Affordable art in a dipping economy by Saurabh Singhvi

A new exhibition cum sale in the capital city lets you pocket artworks by Indian Masters for below Rs 20 lakh.

Published: 04th March 2020 07:50 AM  |   Last Updated: 04th March 2020 07:50 AM   |  A+A-

Singhvi explains that this move at making art more accessible has always been the need of the hour.

Singhvi explains that this move at making art more accessible has always been the need of the hour.

Express News Service

As economies around the world and in India face tough times, it is important that the option of affordable art is promoted. In India, there is always demand for works by the Masters and senior artists. Hence, we got this idea where collectors and art enthusiasts can view, appreciate and collect works of celebrated Indian artists at affordable prices,” says Saurabh Singhvi, Director, Art Magnum Gallery, on the first edition of Affordable Masters, an exhibition sale of artworks between Rs 60,000 to Rs 20 lakh.

Top highlights at this Delhi showcasing are MF Husain’s sketches, FN Souza and Krishen Khanna’s drawings, KG Subramanyan’s watercolours, and Jamini Roy’s works in different mediums. On view, are also distinct calendar artworks by Ganesh Haloi and Jogen Chowdhury.

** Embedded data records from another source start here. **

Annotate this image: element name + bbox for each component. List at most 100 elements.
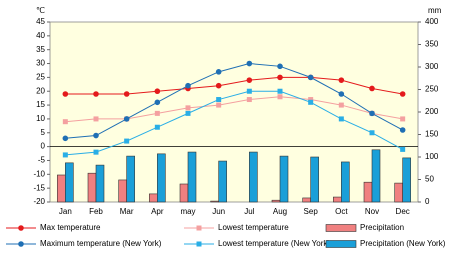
marker: [400, 116, 406, 122]
y2-tick-label: 50: [425, 175, 434, 184]
legend-label: Lowest temperature: [218, 223, 289, 232]
marker: [93, 116, 99, 122]
bar: [310, 156, 319, 203]
legend-swatch: [325, 224, 357, 232]
bar: [302, 197, 311, 203]
marker: [62, 91, 69, 97]
marker: [154, 99, 161, 106]
x-tick-label: Mar: [120, 207, 134, 216]
legend-label: Lowest temperature (New York): [218, 239, 330, 248]
bar: [371, 149, 381, 203]
bar: [249, 151, 258, 203]
y-tick-label: 15: [36, 100, 45, 109]
bar: [210, 200, 219, 203]
marker: [277, 74, 283, 81]
marker: [154, 124, 160, 130]
legend-label: Max temperature: [40, 223, 101, 232]
bar: [394, 182, 403, 203]
marker: [216, 102, 222, 108]
marker: [308, 97, 314, 103]
bar: [271, 199, 281, 203]
y2-tick-label: 300: [425, 62, 439, 71]
y-tick-label: -5: [38, 156, 46, 165]
x-tick-label: Jul: [244, 207, 254, 216]
bar: [157, 153, 166, 203]
legend-marker: [18, 241, 24, 247]
marker: [185, 105, 191, 111]
y-tick-label: 0: [41, 142, 46, 151]
y-tick-label: -15: [33, 183, 45, 192]
marker: [216, 97, 222, 103]
y2-tick-label: 0: [425, 197, 430, 206]
x-tick-label: Apr: [151, 207, 164, 216]
marker: [307, 74, 314, 81]
bar: [279, 155, 289, 203]
marker: [338, 116, 344, 122]
marker: [185, 82, 191, 89]
legend-swatch: [325, 240, 357, 248]
marker: [123, 116, 130, 122]
marker: [338, 77, 345, 83]
y2-tick-label: 350: [425, 40, 439, 49]
marker: [93, 149, 99, 155]
legend-marker: [196, 241, 202, 247]
marker: [246, 77, 253, 83]
marker: [154, 110, 160, 116]
marker: [369, 110, 375, 117]
marker: [62, 119, 68, 125]
marker: [124, 138, 130, 144]
marker: [369, 130, 375, 136]
marker: [399, 127, 406, 133]
marker: [215, 82, 222, 89]
y-axis-label: ℃: [36, 6, 45, 15]
legend-label: Precipitation: [360, 223, 404, 232]
marker: [123, 91, 130, 97]
y2-tick-label: 200: [425, 107, 439, 116]
marker: [277, 88, 283, 94]
marker: [308, 99, 314, 105]
y-tick-label: 10: [36, 114, 45, 123]
bar: [149, 193, 158, 203]
marker: [154, 88, 161, 95]
x-tick-label: Dec: [396, 207, 410, 216]
bar: [333, 196, 342, 203]
y2-tick-label: 100: [425, 152, 439, 161]
bar: [57, 174, 66, 203]
bar: [402, 157, 411, 203]
x-tick-label: may: [180, 207, 195, 216]
marker: [338, 102, 344, 108]
marker: [246, 88, 252, 94]
line: [65, 76, 403, 95]
y-tick-label: 20: [36, 86, 45, 95]
bar: [179, 183, 189, 203]
marker: [93, 91, 99, 97]
bar: [341, 161, 350, 203]
y-tick-label: 30: [36, 59, 45, 68]
legend-label: Maximum temperature (New York): [40, 239, 162, 248]
line: [65, 96, 403, 123]
marker: [185, 110, 191, 116]
bar: [65, 162, 74, 203]
y-tick-label: 5: [41, 128, 46, 137]
bar: [126, 155, 135, 203]
marker: [246, 97, 252, 103]
bar: [95, 164, 105, 203]
x-tick-label: Aug: [273, 207, 287, 216]
marker: [338, 91, 345, 97]
y-tick-label: 35: [36, 45, 45, 54]
y-tick-label: 45: [36, 17, 45, 26]
y2-tick-label: 150: [425, 130, 439, 139]
bar: [118, 179, 127, 203]
x-tick-label: Oct: [335, 207, 348, 216]
x-tick-label: Nov: [365, 207, 379, 216]
x-tick-label: Sep: [304, 207, 319, 216]
marker: [246, 60, 253, 67]
marker: [62, 135, 69, 142]
x-tick-label: Feb: [89, 207, 103, 216]
y2-tick-label: 400: [425, 17, 439, 26]
x-tick-label: Jan: [59, 207, 72, 216]
y2-axis-label: mm: [428, 6, 442, 15]
plot-area: [49, 21, 419, 203]
bar: [363, 181, 373, 203]
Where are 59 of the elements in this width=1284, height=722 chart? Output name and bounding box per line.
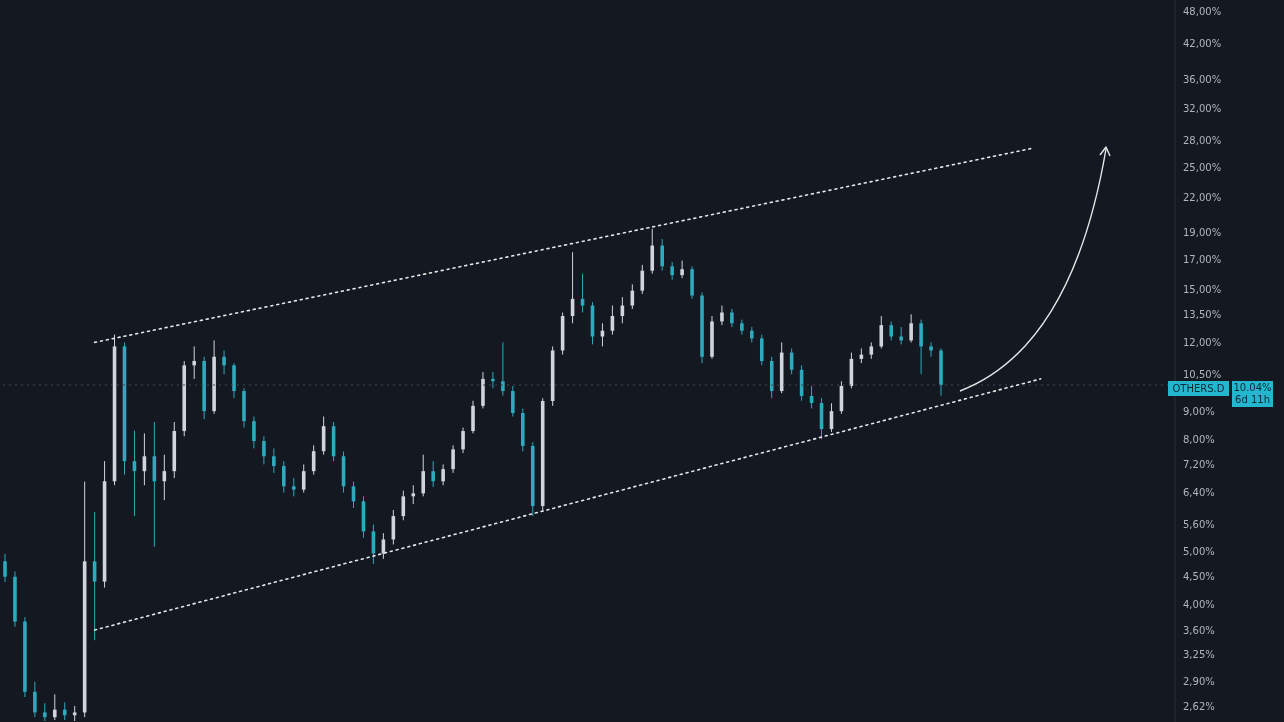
y-tick-label: 32,00% [1183, 102, 1222, 114]
candlestick [919, 319, 923, 375]
candlestick [421, 454, 426, 497]
candlestick [431, 460, 435, 488]
y-tick-label: 28,00% [1183, 134, 1222, 146]
candlestick [252, 416, 256, 449]
candlestick [640, 264, 645, 295]
candlestick [501, 341, 505, 397]
y-tick-label: 19,00% [1183, 227, 1222, 239]
candlestick [222, 350, 226, 375]
candlestick [660, 238, 664, 272]
candlestick [680, 260, 684, 279]
y-tick-label: 3,60% [1183, 624, 1215, 636]
candlestick [451, 444, 455, 474]
candlestick [52, 693, 57, 721]
candlestick [33, 681, 37, 718]
candlestick [411, 484, 416, 505]
candlestick [282, 460, 286, 494]
candlestick [192, 345, 196, 380]
candlestick [3, 553, 7, 583]
candlestick [491, 371, 495, 389]
y-tick-label: 6,40% [1183, 487, 1215, 499]
candlestick [511, 385, 515, 417]
candlestick [759, 334, 764, 366]
y-tick-label: 4,00% [1183, 599, 1215, 611]
y-tick-label: 48,00% [1183, 5, 1222, 17]
candlestick [262, 435, 266, 465]
y-tick-label: 5,00% [1183, 546, 1215, 558]
text: 6d 11h [1234, 394, 1271, 406]
candlestick [740, 319, 744, 336]
y-tick-label: 25,00% [1183, 161, 1222, 173]
candlestick [272, 447, 276, 474]
candlestick [441, 463, 445, 486]
y-tick-label: 3,25% [1183, 649, 1215, 661]
y-tick-label: 4,50% [1183, 571, 1215, 583]
candlestick [461, 427, 465, 454]
y-tick-label: 22,00% [1183, 192, 1222, 204]
y-tick-label: 9,00% [1183, 405, 1215, 417]
candlestick [929, 341, 933, 358]
y-tick-label: 17,00% [1183, 253, 1222, 265]
candlestick [291, 477, 296, 497]
text: 10.04% [1232, 382, 1273, 394]
y-tick-label: 8,00% [1183, 433, 1215, 445]
y-tick-label: 10,50% [1183, 368, 1222, 380]
candlestick [879, 315, 884, 349]
y-tick-label: 13,50% [1183, 308, 1222, 320]
y-tick-label: 15,00% [1183, 283, 1222, 295]
y-tick-label: 5,60% [1183, 519, 1215, 531]
y-tick-label: 2,62% [1183, 700, 1215, 712]
annotation: OTHERS.D [1168, 381, 1229, 396]
y-tick-label: 42,00% [1183, 37, 1222, 49]
candlestick [889, 320, 894, 341]
y-tick-label: 2,90% [1183, 676, 1215, 688]
y-tick-label: 7,20% [1183, 458, 1215, 470]
candlestick [301, 463, 306, 494]
y-tick-label: 36,00% [1183, 74, 1222, 86]
candlestick [720, 305, 724, 326]
y-tick-label: 12,00% [1183, 336, 1222, 348]
candlestick [909, 313, 913, 343]
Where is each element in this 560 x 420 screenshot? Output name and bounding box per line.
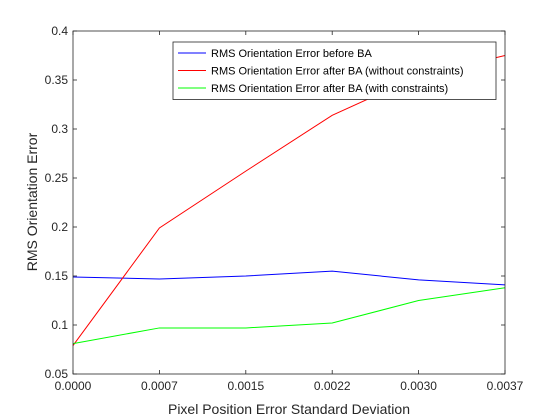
x-tick-label: 0.0015 bbox=[227, 379, 264, 393]
x-tick-label: 0.0022 bbox=[314, 379, 351, 393]
y-tick-label: 0.25 bbox=[45, 171, 69, 185]
x-axis: 0.0000 0.0007 0.0015 0.0022 0.0030 0.0037 bbox=[55, 31, 524, 393]
y-tick-label: 0.1 bbox=[51, 318, 68, 332]
x-tick-label: 0.0007 bbox=[141, 379, 178, 393]
y-axis-title: RMS Orientation Error bbox=[24, 132, 40, 271]
y-tick-label: 0.2 bbox=[51, 220, 68, 234]
legend: RMS Orientation Error before BA RMS Orien… bbox=[172, 41, 497, 100]
legend-label: RMS Orientation Error after BA (without … bbox=[211, 66, 463, 78]
y-tick-label: 0.4 bbox=[51, 24, 68, 38]
x-tick-label: 0.0037 bbox=[487, 379, 524, 393]
x-tick-label: 0.0000 bbox=[55, 379, 92, 393]
series-line bbox=[72, 287, 506, 345]
y-tick-label: 0.3 bbox=[51, 122, 68, 136]
y-tick-label: 0.05 bbox=[45, 367, 69, 381]
y-tick-label: 0.35 bbox=[45, 73, 69, 87]
legend-box bbox=[172, 41, 497, 100]
y-tick-label: 0.15 bbox=[45, 269, 69, 283]
x-axis-title: Pixel Position Error Standard Deviation bbox=[168, 401, 410, 417]
plot-frame bbox=[72, 30, 506, 375]
series-line bbox=[72, 270, 506, 286]
y-axis: 0.05 0.1 0.15 0.2 0.25 0.3 0.35 0.4 bbox=[45, 24, 505, 381]
x-tick-label: 0.0030 bbox=[400, 379, 437, 393]
legend-label: RMS Orientation Error before BA bbox=[211, 48, 372, 60]
legend-label: RMS Orientation Error after BA (with con… bbox=[211, 83, 448, 95]
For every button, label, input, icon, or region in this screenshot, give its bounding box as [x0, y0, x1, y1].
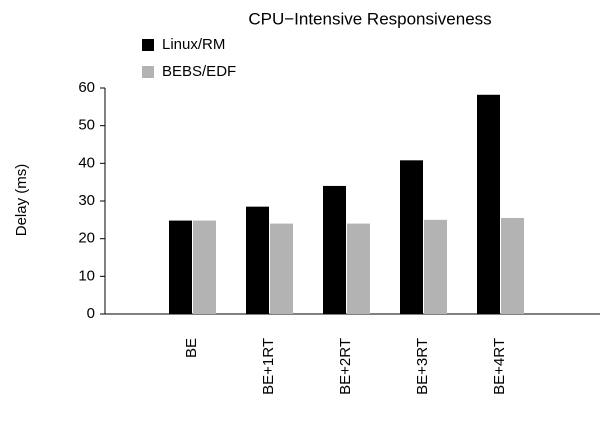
x-tick-label: BE+1RT — [260, 338, 277, 395]
legend-label: BEBS/EDF — [162, 63, 236, 80]
y-tick-label: 10 — [78, 267, 95, 284]
bar — [400, 160, 423, 314]
bar — [193, 220, 216, 314]
bar — [424, 219, 447, 314]
y-tick-label: 50 — [78, 117, 95, 134]
legend-label: Linux/RM — [162, 36, 225, 53]
y-tick-label: 20 — [78, 230, 95, 247]
y-tick-label: 0 — [87, 305, 95, 322]
bar — [270, 223, 293, 314]
legend-swatch — [142, 66, 154, 78]
y-tick-label: 60 — [78, 79, 95, 96]
y-tick-label: 40 — [78, 154, 95, 171]
bar — [246, 206, 269, 314]
x-tick-label: BE+2RT — [337, 338, 354, 395]
x-tick-label: BE — [183, 338, 200, 358]
y-axis-label: Delay (ms) — [13, 164, 30, 237]
bar — [323, 185, 346, 314]
bar — [477, 94, 500, 314]
y-tick-label: 30 — [78, 192, 95, 209]
chart-title: CPU−Intensive Responsiveness — [248, 9, 491, 28]
x-tick-label: BE+3RT — [414, 338, 431, 395]
bar — [501, 217, 524, 314]
bar — [169, 220, 192, 314]
x-tick-label: BE+4RT — [491, 338, 508, 395]
bar — [347, 223, 370, 314]
legend-swatch — [142, 39, 154, 51]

“Chowdhury’s and KG Subramnayan terracotta plates are also on display in this first edition,” informs Singhvi. Pointing at how Husain’s artworks under Rs 20 lakh will be a surprise to many, given the popularity of the Modernist, Singhvi says, “Most of us recognise Husain’s artworks to be big canvases. But he also did smaller ink-on-paper and watercolour-on-paper works that are available in the forthcoming exhibition at a low price (Rs 5,00,000) as compared to his large works.”

Most of the artworks, Singhvi notes, are sourced from renowned private collections. Two wearable scarves made in collaboration with designer label Satya Paul in 2005, featuring Raza’s paintings, will also be on display.

“Around 100 scarves were made during that time, and the ones we will display in the show are signed by both Paul and Raza.”

Singhvi explains that this move at making art more accessible has always been the need of the hour. The art market is essentially a buyer’s market and hence the margins for galleries are thinner than ever. Marketing an artwork is as challenging as other commodities, as artworks too have found their presence online.

“It’s tough to get the buyers at the galleries. Just like other commodities, people expect art also to come to them. However, it is critical for the future of art in India to somehow get art lovers back to the galleries and we are doing our bit in achieving this goal.”

A seasoned collector himself, Singhvi cautions people against fakes, saying, “The issue of fakes is a very serious challenge. It becomes very important for galleries to be cautious and know their sources well.”